Convicted ex-prosecutor wants phone hearings during pandemic
HONOLULU (AP) — A former high-ranking Honolulu prosecutor who is in jail while awaiting sentencing for a conspiracy conviction in Hawaii’s largest corruption case wants to participate in hearings for a lawsuit her uncle filed against her by telephone because of the pandemic.
Katherine Kealoha’s uncle, Gerard Puana, is suing her because she framed him for stealing a mailbox at the home she shared with her now-estranged, retired police chief husband. The framing was central to a criminal trial against Katherine and Louis Kealoha, where a jury convicted them of conspiracy in a plot to frame Puana to keep him from revealing fraud that financed their lavish lifestyle.
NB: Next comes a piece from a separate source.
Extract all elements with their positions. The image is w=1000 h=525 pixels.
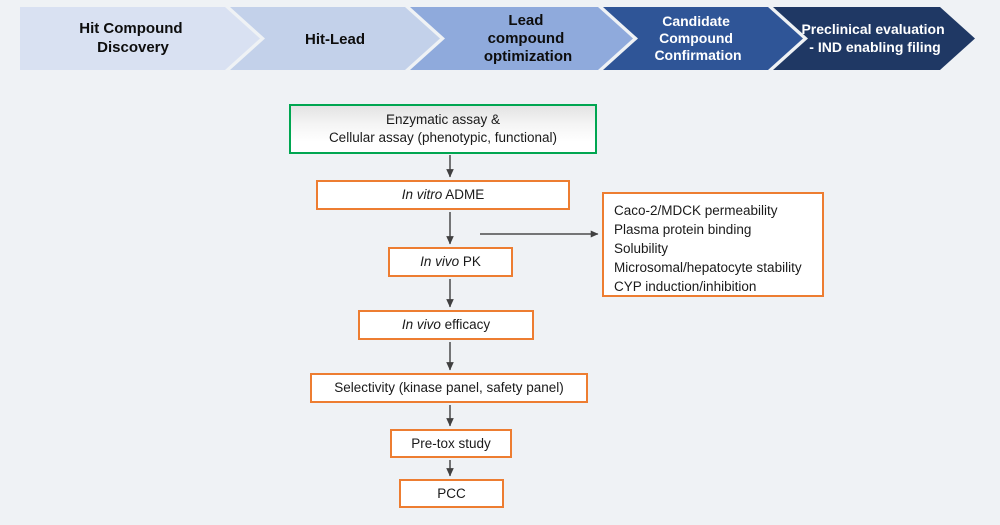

In a neatly handwritten letter to the judge and filed in court Monday, she also asked for access to hard drives for her civil, ethics and criminal cases because the paper files are too voluminous for her cell at the Honolulu Federal Detention Center.
“Other inmates have been allowed the same accessibility to discovery materials and other legal documents, with approval by the court,” she wrote.
Her letter also said that an amended complaint in the case arrived in the regular mail instead of legal mail and is missing pages 13 and 14. She asked for more time to answer the complaint.
The complaint was amended in September to include a trustee for her grandmother’s trust. Her grandmother, Florence Puana, was suing Kealoha with the uncle over a reverse mortgage scheme on her home involving the mailbox Gerard Puana was framed for stealing.
The grandmother died in February. She was 100.
U.S. Magistrate Judge Wes Reber Porter ordered that the court clerk’s office mail Kealoha a copy of the amended complaint, but he denied her request for hard-drive access.
Porter noted that the case is currently on hold and that once it resumes, Kealoha may renew her request through a formal motion.
Because the case is on hold, her request for more time to respond is moot, Porter said.
An attorney for the Puanas declined to comment on Kealoha’s letter.
Her letter also says she hasn’t been able to communicate with her lawyer in the lawsuit, Kevin Sumida, and isn’t sure he’s still representing her and her husband, who filed for divorce last year. Sumida didn’t immediately return a message from The Associated Press.
Porter’s order also directed the clerk’s office to mail Kealoha a copy of Sumida’s motion to withdraw as attorney for the Kealohas.
“Lastly, may I please participate in the case proceedings via telephone conference so I do not have to be transported to court during the coronavirus pandemic?” she wrote. “Thank you for your consideration in these matters.”
The judge granted her request to appear for hearings before him by telephone. But Porter noted that if she has hearings before another judge she must make another request.